JAKARTA, Indonesia — The Indonesian police's seizure of a luxury yacht at the request of the FBI was unlawful, a Jakarta court said Tuesday, in a blow to the U.S. probe into an alleged multibillion-dollar theft of funds from a Malaysian state investment company.
At the South Jakarta District Court, Judge Ratmoho, who uses one name, ordered the return of the yacht to its owner.
Indonesian police seized the $250 million Equanimity off Bali on Feb. 28 in cooperation with the FBI but were prevented from handing it over to the U.S. after a legal challenge from the yacht's Cayman Islands-registered holding company.
The Equanimity is among assets the U.S. Department of Justice alleges were bought by Malaysian national Jho Low using money stolen from 1MDB, the Malaysian fund, and laundered through Singapore, Switzerland, Luxembourg and the U.S.
Malaysian Prime Minister Najib Razak was embroiled in the scandal when it emerged that some $700 million had passed through his personal bank accounts. He denied any wrongdoing and said the money was a political donation from the Saudi royal family that was later returned.
Ratmoho said the U.S. request for cooperation should have been through Indonesia's Ministry of Law under a 2006 law governing mutual legal assistance. Police should have advised the FBI to follow that process, he said.

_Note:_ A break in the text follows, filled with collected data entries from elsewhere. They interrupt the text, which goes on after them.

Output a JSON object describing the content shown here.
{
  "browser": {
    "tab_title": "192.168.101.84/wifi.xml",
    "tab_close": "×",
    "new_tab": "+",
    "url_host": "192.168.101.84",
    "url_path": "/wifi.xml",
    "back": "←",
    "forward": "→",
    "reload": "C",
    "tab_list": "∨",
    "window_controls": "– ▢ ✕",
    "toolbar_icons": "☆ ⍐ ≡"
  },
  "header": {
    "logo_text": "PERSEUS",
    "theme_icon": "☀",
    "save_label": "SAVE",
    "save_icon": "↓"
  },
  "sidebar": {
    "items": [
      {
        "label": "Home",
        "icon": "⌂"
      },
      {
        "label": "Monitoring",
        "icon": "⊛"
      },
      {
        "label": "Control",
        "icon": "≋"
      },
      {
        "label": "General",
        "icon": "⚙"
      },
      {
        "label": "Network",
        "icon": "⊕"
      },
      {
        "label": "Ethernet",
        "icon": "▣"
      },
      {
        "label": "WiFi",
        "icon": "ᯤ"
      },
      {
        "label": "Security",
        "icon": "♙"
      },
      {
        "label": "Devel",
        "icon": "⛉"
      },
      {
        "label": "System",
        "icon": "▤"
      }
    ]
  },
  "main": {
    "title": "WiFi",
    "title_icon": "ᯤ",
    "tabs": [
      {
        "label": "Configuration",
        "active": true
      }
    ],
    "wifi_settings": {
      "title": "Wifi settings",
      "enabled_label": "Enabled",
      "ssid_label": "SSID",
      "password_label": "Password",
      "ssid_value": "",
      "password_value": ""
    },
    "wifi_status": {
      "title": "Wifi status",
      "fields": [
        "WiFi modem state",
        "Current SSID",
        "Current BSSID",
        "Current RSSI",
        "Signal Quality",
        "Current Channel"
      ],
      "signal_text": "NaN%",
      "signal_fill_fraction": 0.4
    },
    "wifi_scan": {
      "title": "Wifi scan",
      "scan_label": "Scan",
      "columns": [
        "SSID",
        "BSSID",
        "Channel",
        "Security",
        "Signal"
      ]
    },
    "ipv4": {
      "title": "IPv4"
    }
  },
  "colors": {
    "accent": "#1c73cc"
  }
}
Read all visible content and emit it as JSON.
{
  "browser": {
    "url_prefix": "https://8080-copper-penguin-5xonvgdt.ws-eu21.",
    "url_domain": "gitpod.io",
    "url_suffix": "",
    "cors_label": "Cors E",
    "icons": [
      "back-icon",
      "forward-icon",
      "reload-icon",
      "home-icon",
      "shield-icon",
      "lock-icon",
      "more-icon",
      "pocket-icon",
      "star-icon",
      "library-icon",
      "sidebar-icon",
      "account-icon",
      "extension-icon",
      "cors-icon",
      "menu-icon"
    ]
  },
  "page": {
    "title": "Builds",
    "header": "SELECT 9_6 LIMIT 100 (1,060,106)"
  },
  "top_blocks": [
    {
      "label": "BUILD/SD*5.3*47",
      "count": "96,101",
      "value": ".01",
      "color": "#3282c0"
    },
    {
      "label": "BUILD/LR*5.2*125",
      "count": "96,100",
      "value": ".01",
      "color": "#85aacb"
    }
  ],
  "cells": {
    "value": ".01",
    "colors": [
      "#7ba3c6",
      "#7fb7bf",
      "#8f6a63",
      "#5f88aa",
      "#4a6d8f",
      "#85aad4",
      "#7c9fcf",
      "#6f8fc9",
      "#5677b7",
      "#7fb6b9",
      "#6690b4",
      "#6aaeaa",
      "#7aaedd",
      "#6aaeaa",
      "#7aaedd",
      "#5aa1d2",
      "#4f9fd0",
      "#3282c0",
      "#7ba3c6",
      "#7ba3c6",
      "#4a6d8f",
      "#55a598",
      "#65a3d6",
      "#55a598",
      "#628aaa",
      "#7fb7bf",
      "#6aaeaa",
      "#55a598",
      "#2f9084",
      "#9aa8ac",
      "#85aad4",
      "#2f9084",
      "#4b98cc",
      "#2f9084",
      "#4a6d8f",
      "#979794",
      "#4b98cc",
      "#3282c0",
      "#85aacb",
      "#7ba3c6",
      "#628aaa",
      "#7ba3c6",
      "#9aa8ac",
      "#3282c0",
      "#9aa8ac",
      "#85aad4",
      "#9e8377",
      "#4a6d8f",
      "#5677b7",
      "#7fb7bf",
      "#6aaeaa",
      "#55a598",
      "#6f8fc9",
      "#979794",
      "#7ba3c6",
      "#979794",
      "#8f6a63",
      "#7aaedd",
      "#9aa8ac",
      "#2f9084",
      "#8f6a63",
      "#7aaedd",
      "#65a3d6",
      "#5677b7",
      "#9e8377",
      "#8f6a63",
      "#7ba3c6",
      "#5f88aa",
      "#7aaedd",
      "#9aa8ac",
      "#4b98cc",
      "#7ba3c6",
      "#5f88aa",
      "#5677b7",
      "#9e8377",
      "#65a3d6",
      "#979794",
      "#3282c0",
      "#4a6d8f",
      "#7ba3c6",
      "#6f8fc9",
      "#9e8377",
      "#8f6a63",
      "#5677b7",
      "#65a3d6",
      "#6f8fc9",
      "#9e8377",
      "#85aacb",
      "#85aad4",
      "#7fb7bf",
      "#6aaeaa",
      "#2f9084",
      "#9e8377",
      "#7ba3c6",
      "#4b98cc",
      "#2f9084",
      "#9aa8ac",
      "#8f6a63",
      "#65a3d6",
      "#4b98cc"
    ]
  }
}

"Police should only conduct joint operations after mutual legal assistance is agreed by the Ministry of Law and Human Rights," he said.
The Department of Justice filed a civil case in June seeking recovery of assets worth several hundred million dollars it says were bought with laundered 1MDB money, including Equanimity. Overall, it says more than $4.5 billion was stolen between 2009 and 2014 from 1MDB, which was set up by Najib to promote economic development.
Low, an associate of Najib, had no formal role at the fund but considerable influence over it, according to the U.S. court documents.
Andi Simangunsong, a lawyer for Equanimity's holding company, welcomed the ruling and said the court had provided clear guidance to police on dealing with foreign requests for legal cooperation.
"There are procedures to be followed under the mutual legal assistance law," he said. "We hope our law enforcers will pay attention to these procedures."
Lawyers for police declined to comment.
National Police deputy director of economic crimes Daniel Silitonga, who headed the seizure operation, said police would review the court ruling to determine their next steps.
"We are now closely coordinating with the FBI to respond to it."
Equanimity's lavish amenities include a helicopter landing pad, plunge pool, gymnasium and a cinema. It was built in 2014 by Netherlands yacht manufacturer Oceano, which received detailed instructions from Low about its outfitting, according to the U.S. civil case documents.